GlaxoSmithKline Inc., Toronto, ON, Canada.

出版信息

Rheumatol Int. 2017 Jun;37(6):865-873. doi: 10.1007/s00296-017-3682-9. Epub 2017 Mar 9.

Abstract

To describe the characteristics of patients receiving belimumab, overall patterns of systemic lupus erythematosus (SLE) care, clinical outcomes, and changes in glucocorticoid dose following 6 months of therapy with belimumab, and healthcare resource utilization in belimumab users in Canadian clinical practice settings.
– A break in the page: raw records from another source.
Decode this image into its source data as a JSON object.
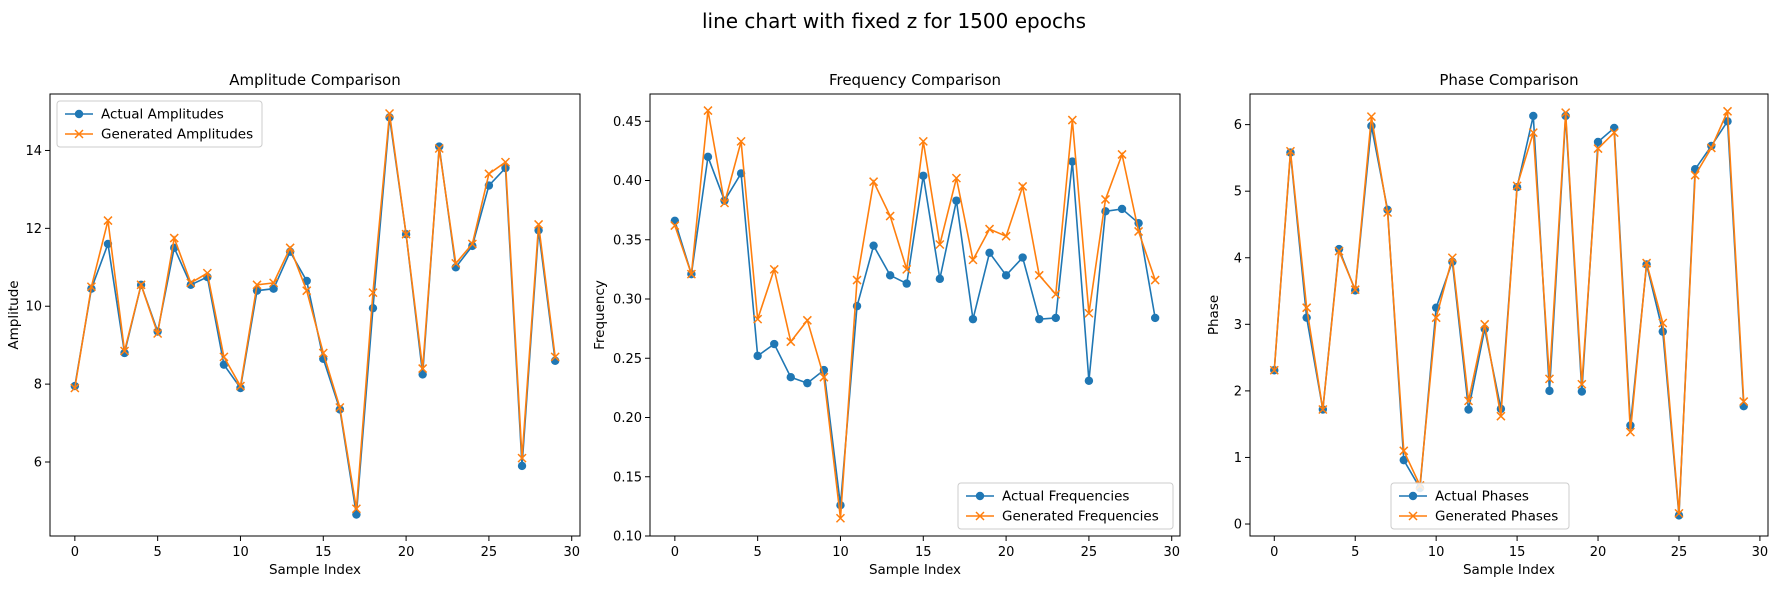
{
  "figure": {
    "title": "line chart with fixed z for 1500 epochs"
  },
  "colors": {
    "actual": "#1f77b4",
    "generated": "#ff7f0e"
  },
  "chart_data": [
    {
      "type": "line",
      "title": "Amplitude Comparison",
      "xlabel": "Sample Index",
      "ylabel": "Amplitude",
      "xlim": [
        -1.5,
        30.5
      ],
      "ylim": [
        4.1,
        15.45
      ],
      "xticks": [
        0,
        5,
        10,
        15,
        20,
        25,
        30
      ],
      "yticks": [
        6,
        8,
        10,
        12,
        14
      ],
      "ytick_decimals": 0,
      "legend": "upper-left",
      "x": [
        0,
        1,
        2,
        3,
        4,
        5,
        6,
        7,
        8,
        9,
        10,
        11,
        12,
        13,
        14,
        15,
        16,
        17,
        18,
        19,
        20,
        21,
        22,
        23,
        24,
        25,
        26,
        27,
        28,
        29
      ],
      "series": [
        {
          "name": "Actual Amplitudes",
          "marker": "circle",
          "values": [
            7.95,
            10.45,
            11.6,
            8.8,
            10.55,
            9.35,
            11.5,
            10.55,
            10.75,
            8.5,
            7.9,
            10.4,
            10.45,
            11.4,
            10.65,
            8.65,
            7.35,
            4.65,
            9.95,
            14.85,
            11.85,
            8.25,
            14.1,
            11.0,
            11.55,
            13.1,
            13.55,
            5.9,
            11.95,
            8.6
          ]
        },
        {
          "name": "Generated Amplitudes",
          "marker": "x",
          "values": [
            7.9,
            10.5,
            12.2,
            8.85,
            10.55,
            9.3,
            11.75,
            10.6,
            10.85,
            8.7,
            7.95,
            10.55,
            10.6,
            11.5,
            10.4,
            8.8,
            7.4,
            4.8,
            10.35,
            14.95,
            11.85,
            8.4,
            14.05,
            11.1,
            11.6,
            13.4,
            13.7,
            6.1,
            12.1,
            8.7
          ]
        }
      ]
    },
    {
      "type": "line",
      "title": "Frequency Comparison",
      "xlabel": "Sample Index",
      "ylabel": "Frequency",
      "xlim": [
        -1.5,
        30.5
      ],
      "ylim": [
        0.1,
        0.473
      ],
      "xticks": [
        0,
        5,
        10,
        15,
        20,
        25,
        30
      ],
      "yticks": [
        0.1,
        0.15,
        0.2,
        0.25,
        0.3,
        0.35,
        0.4,
        0.45
      ],
      "ytick_decimals": 2,
      "legend": "lower-right",
      "x": [
        0,
        1,
        2,
        3,
        4,
        5,
        6,
        7,
        8,
        9,
        10,
        11,
        12,
        13,
        14,
        15,
        16,
        17,
        18,
        19,
        20,
        21,
        22,
        23,
        24,
        25,
        26,
        27,
        28,
        29
      ],
      "series": [
        {
          "name": "Actual Frequencies",
          "marker": "circle",
          "values": [
            0.366,
            0.321,
            0.42,
            0.383,
            0.406,
            0.252,
            0.262,
            0.234,
            0.229,
            0.24,
            0.126,
            0.294,
            0.345,
            0.32,
            0.313,
            0.404,
            0.317,
            0.383,
            0.283,
            0.339,
            0.32,
            0.335,
            0.283,
            0.284,
            0.416,
            0.231,
            0.374,
            0.376,
            0.364,
            0.284
          ]
        },
        {
          "name": "Generated Frequencies",
          "marker": "x",
          "values": [
            0.362,
            0.321,
            0.459,
            0.381,
            0.433,
            0.283,
            0.325,
            0.264,
            0.282,
            0.234,
            0.115,
            0.316,
            0.399,
            0.37,
            0.325,
            0.433,
            0.346,
            0.402,
            0.333,
            0.359,
            0.353,
            0.395,
            0.32,
            0.304,
            0.451,
            0.288,
            0.384,
            0.422,
            0.357,
            0.316
          ]
        }
      ]
    },
    {
      "type": "line",
      "title": "Phase Comparison",
      "xlabel": "Sample Index",
      "ylabel": "Phase",
      "xlim": [
        -1.5,
        30.5
      ],
      "ylim": [
        -0.18,
        6.46
      ],
      "xticks": [
        0,
        5,
        10,
        15,
        20,
        25,
        30
      ],
      "yticks": [
        0,
        1,
        2,
        3,
        4,
        5,
        6
      ],
      "ytick_decimals": 0,
      "legend": "lower-center",
      "x": [
        0,
        1,
        2,
        3,
        4,
        5,
        6,
        7,
        8,
        9,
        10,
        11,
        12,
        13,
        14,
        15,
        16,
        17,
        18,
        19,
        20,
        21,
        22,
        23,
        24,
        25,
        26,
        27,
        28,
        29
      ],
      "series": [
        {
          "name": "Actual Phases",
          "marker": "circle",
          "values": [
            2.31,
            5.58,
            3.1,
            1.72,
            4.13,
            3.51,
            5.98,
            4.72,
            0.96,
            0.54,
            3.25,
            3.94,
            1.72,
            2.93,
            1.73,
            5.06,
            6.13,
            2.0,
            6.13,
            1.99,
            5.74,
            5.95,
            1.48,
            3.9,
            2.89,
            0.13,
            5.33,
            5.68,
            6.05,
            1.77
          ]
        },
        {
          "name": "Generated Phases",
          "marker": "x",
          "values": [
            2.31,
            5.6,
            3.25,
            1.72,
            4.1,
            3.52,
            6.12,
            4.68,
            1.1,
            0.58,
            3.1,
            4.0,
            1.85,
            3.0,
            1.62,
            5.08,
            5.88,
            2.18,
            6.18,
            2.1,
            5.64,
            5.88,
            1.38,
            3.92,
            3.02,
            0.16,
            5.24,
            5.65,
            6.2,
            1.84
          ]
        }
      ]
    }
  ]
}
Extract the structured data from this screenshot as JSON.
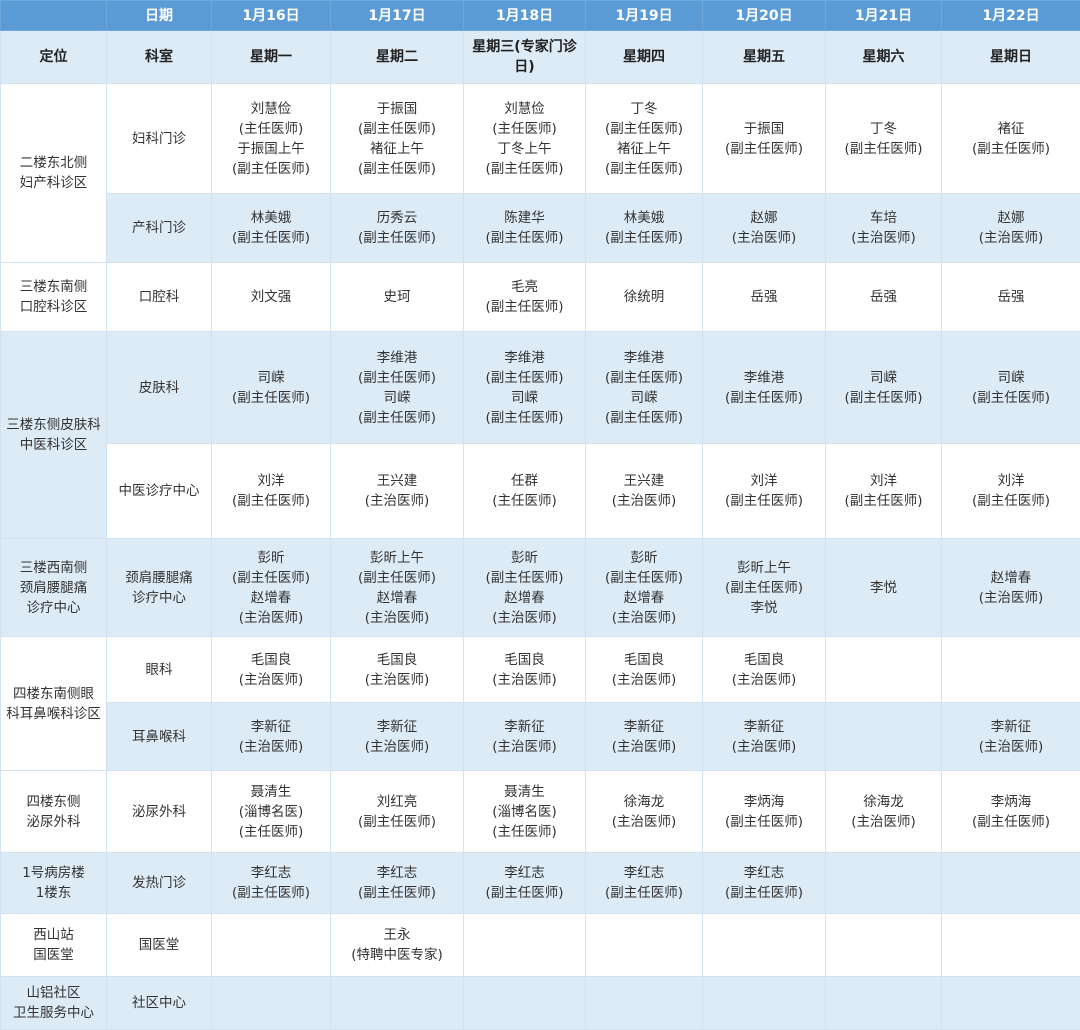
{
  "header": {
    "date_label": "日期",
    "dates": [
      "1月16日",
      "1月17日",
      "1月18日",
      "1月19日",
      "1月20日",
      "1月21日",
      "1月22日"
    ],
    "location_label": "定位",
    "department_label": "科室",
    "weekdays": [
      [
        "星期一"
      ],
      [
        "星期二"
      ],
      [
        "星期三",
        "(专家门诊日)"
      ],
      [
        "星期四"
      ],
      [
        "星期五"
      ],
      [
        "星期六"
      ],
      [
        "星期日"
      ]
    ]
  },
  "colors": {
    "header_blue": "#5b9bd5",
    "row_light_blue": "#ddebf7"
  },
  "rows": [
    {
      "location": [
        "二楼东北侧",
        "妇产科诊区"
      ],
      "location_rowspan": 2,
      "location_shaded": false,
      "department": [
        "妇科门诊"
      ],
      "shaded": false,
      "cells": [
        [
          "刘慧俭",
          "(主任医师)",
          "于振国上午",
          "(副主任医师)"
        ],
        [
          "于振国",
          "(副主任医师)",
          "褚征上午",
          "(副主任医师)"
        ],
        [
          "刘慧俭",
          "(主任医师)",
          "丁冬上午",
          "(副主任医师)"
        ],
        [
          "丁冬",
          "(副主任医师)",
          "褚征上午",
          "(副主任医师)"
        ],
        [
          "于振国",
          "(副主任医师)"
        ],
        [
          "丁冬",
          "(副主任医师)"
        ],
        [
          "褚征",
          "(副主任医师)"
        ]
      ]
    },
    {
      "department": [
        "产科门诊"
      ],
      "shaded": true,
      "cells": [
        [
          "林美娥",
          "(副主任医师)"
        ],
        [
          "历秀云",
          "(副主任医师)"
        ],
        [
          "陈建华",
          "(副主任医师)"
        ],
        [
          "林美娥",
          "(副主任医师)"
        ],
        [
          "赵娜",
          "(主治医师)"
        ],
        [
          "车培",
          "(主治医师)"
        ],
        [
          "赵娜",
          "(主治医师)"
        ]
      ]
    },
    {
      "location": [
        "三楼东南侧",
        "口腔科诊区"
      ],
      "location_rowspan": 1,
      "location_shaded": false,
      "department": [
        "口腔科"
      ],
      "shaded": false,
      "cells": [
        [
          "刘文强"
        ],
        [
          "史珂"
        ],
        [
          "毛亮",
          "(副主任医师)"
        ],
        [
          "徐统明"
        ],
        [
          "岳强"
        ],
        [
          "岳强"
        ],
        [
          "岳强"
        ]
      ]
    },
    {
      "location": [
        "三楼东侧皮肤科",
        "中医科诊区"
      ],
      "location_rowspan": 2,
      "location_shaded": true,
      "department": [
        "皮肤科"
      ],
      "shaded": true,
      "cells": [
        [
          "司嵘",
          "(副主任医师)"
        ],
        [
          "李维港",
          "(副主任医师)",
          "司嵘",
          "(副主任医师)"
        ],
        [
          "李维港",
          "(副主任医师)",
          "司嵘",
          "(副主任医师)"
        ],
        [
          "李维港",
          "(副主任医师)",
          "司嵘",
          "(副主任医师)"
        ],
        [
          "李维港",
          "(副主任医师)"
        ],
        [
          "司嵘",
          "(副主任医师)"
        ],
        [
          "司嵘",
          "(副主任医师)"
        ]
      ]
    },
    {
      "department": [
        "中医诊疗中心"
      ],
      "shaded": false,
      "cells": [
        [
          "刘洋",
          "(副主任医师)"
        ],
        [
          "王兴建",
          "(主治医师)"
        ],
        [
          "任群",
          "(主任医师)"
        ],
        [
          "王兴建",
          "(主治医师)"
        ],
        [
          "刘洋",
          "(副主任医师)"
        ],
        [
          "刘洋",
          "(副主任医师)"
        ],
        [
          "刘洋",
          "(副主任医师)"
        ]
      ]
    },
    {
      "location": [
        "三楼西南侧",
        "颈肩腰腿痛",
        "诊疗中心"
      ],
      "location_rowspan": 1,
      "location_shaded": true,
      "department": [
        "颈肩腰腿痛",
        "诊疗中心"
      ],
      "shaded": true,
      "cells": [
        [
          "彭昕",
          "(副主任医师)",
          "赵增春",
          "(主治医师)"
        ],
        [
          "彭昕上午",
          "(副主任医师)",
          "赵增春",
          "(主治医师)"
        ],
        [
          "彭昕",
          "(副主任医师)",
          "赵增春",
          "(主治医师)"
        ],
        [
          "彭昕",
          "(副主任医师)",
          "赵增春",
          "(主治医师)"
        ],
        [
          "彭昕上午",
          "(副主任医师)",
          "李悦"
        ],
        [
          "李悦"
        ],
        [
          "赵增春",
          "(主治医师)"
        ]
      ]
    },
    {
      "location": [
        "四楼东南侧眼",
        "科耳鼻喉科诊区"
      ],
      "location_rowspan": 2,
      "location_shaded": false,
      "department": [
        "眼科"
      ],
      "shaded": false,
      "cells": [
        [
          "毛国良",
          "(主治医师)"
        ],
        [
          "毛国良",
          "(主治医师)"
        ],
        [
          "毛国良",
          "(主治医师)"
        ],
        [
          "毛国良",
          "(主治医师)"
        ],
        [
          "毛国良",
          "(主治医师)"
        ],
        [],
        []
      ]
    },
    {
      "department": [
        "耳鼻喉科"
      ],
      "shaded": true,
      "cells": [
        [
          "李新征",
          "(主治医师)"
        ],
        [
          "李新征",
          "(主治医师)"
        ],
        [
          "李新征",
          "(主治医师)"
        ],
        [
          "李新征",
          "(主治医师)"
        ],
        [
          "李新征",
          "(主治医师)"
        ],
        [],
        [
          "李新征",
          "(主治医师)"
        ]
      ]
    },
    {
      "location": [
        "四楼东侧",
        "泌尿外科"
      ],
      "location_rowspan": 1,
      "location_shaded": false,
      "department": [
        "泌尿外科"
      ],
      "shaded": false,
      "cells": [
        [
          "聂清生",
          "(淄博名医)",
          "(主任医师)"
        ],
        [
          "刘红亮",
          "(副主任医师)"
        ],
        [
          "聂清生",
          "(淄博名医)",
          "(主任医师)"
        ],
        [
          "徐海龙",
          "(主治医师)"
        ],
        [
          "李炳海",
          "(副主任医师)"
        ],
        [
          "徐海龙",
          "(主治医师)"
        ],
        [
          "李炳海",
          "(副主任医师)"
        ]
      ]
    },
    {
      "location": [
        "1号病房楼",
        "1楼东"
      ],
      "location_rowspan": 1,
      "location_shaded": true,
      "department": [
        "发热门诊"
      ],
      "shaded": true,
      "cells": [
        [
          "李红志",
          "(副主任医师)"
        ],
        [
          "李红志",
          "(副主任医师)"
        ],
        [
          "李红志",
          "(副主任医师)"
        ],
        [
          "李红志",
          "(副主任医师)"
        ],
        [
          "李红志",
          "(副主任医师)"
        ],
        [],
        []
      ]
    },
    {
      "location": [
        "西山站",
        "国医堂"
      ],
      "location_rowspan": 1,
      "location_shaded": false,
      "department": [
        "国医堂"
      ],
      "shaded": false,
      "cells": [
        [],
        [
          "王永",
          "(特聘中医专家)"
        ],
        [],
        [],
        [],
        [],
        []
      ]
    },
    {
      "location": [
        "山铝社区",
        "卫生服务中心"
      ],
      "location_rowspan": 1,
      "location_shaded": true,
      "department": [
        "社区中心"
      ],
      "shaded": true,
      "cells": [
        [],
        [],
        [],
        [],
        [],
        [],
        []
      ]
    }
  ]
}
Retrospective multicenter medical chart review study of adult patients with SLE who were prescribed belimumab as part of usual care and who received ≥8 infusions or 6 months of treatment. Primary endpoints included physician-determined overall clinical improvement from baseline, glucocorticoid use, and physician-determined SLE disease severity at Month 6. In total, 52 patients were included in the study. At belimumab initiation, 5.8/76.9/17.3% of patients had mild/moderate/severe SLE, respectively. Oral glucocorticoids were discontinued in 11.4% of patients and 59.1% received a lower dose at Month 6. At Month 6, 80.8/57.7/17.3% of patients had a physician-determined clinical improvement of ≥20/≥50/≥80%, respectively. Sixteen patients had a SLE Disease Activity Index-2K score at both baseline and Month 6, with a mean improvement of 2.6 ± 5.3 from 8.1 ± 3.2 at baseline. No formal disease assessment tool was utilized for 42.3% of study patients at baseline. This study provides the first real-world insights into belimumab use in Canada. It demonstrates significant reduction or discontinuation of glucocorticoid dose in 70.5% of patients and clinically significant improvement following 6 months' belimumab therapy. The high number of patients with no formal disease activity assessments highlights a key care gap in SLE treatment in the real-world setting.

摘要

描述接受贝利尤单抗治疗的患者特征、系统性红斑狼疮(SLE)整体护理模式、临床结局、贝利尤单抗治疗6个月后糖皮质激素剂量变化,以及加拿大临床实践中使用贝利尤单抗患者的医疗资源利用情况。对成年SLE患者进行回顾性多中心病历审查研究,这些患者在常规护理中被处方使用贝利尤单抗,且接受了≥8次输注或6个月的治疗。主要终点包括医生判定的与基线相比的整体临床改善情况、糖皮质激素使用情况以及第6个月时医生判定的SLE疾病严重程度。该研究共纳入52例患者。开始使用贝利尤单抗时,分别有5.8%/76.9%/17.3%的患者患有轻度/中度/重度SLE。11.4%的患者停用了口服糖皮质激素,59.1%的患者在第6个月接受了更低剂量的糖皮质激素。在第6个月时,分别有80.8%/57.7%/17.3%的患者经医生判定临床改善≥20%/≥50%/≥80%。16例患者在基线和第6个月时均有SLE疾病活动指数-2K评分,平均改善值从基线时的8.1±3.2降至2.6±5.3。42.3%的研究患者在基线时未使用正式的疾病评估工具。本研究首次提供了加拿大使用贝利尤单抗的真实世界见解。研究表明,70.5%的患者糖皮质激素剂量显著减少或停用,贝利尤单抗治疗6个月后临床有显著改善。大量患者未进行正式的疾病活动评估,凸显了现实世界中SLE治疗的一个关键护理缺口。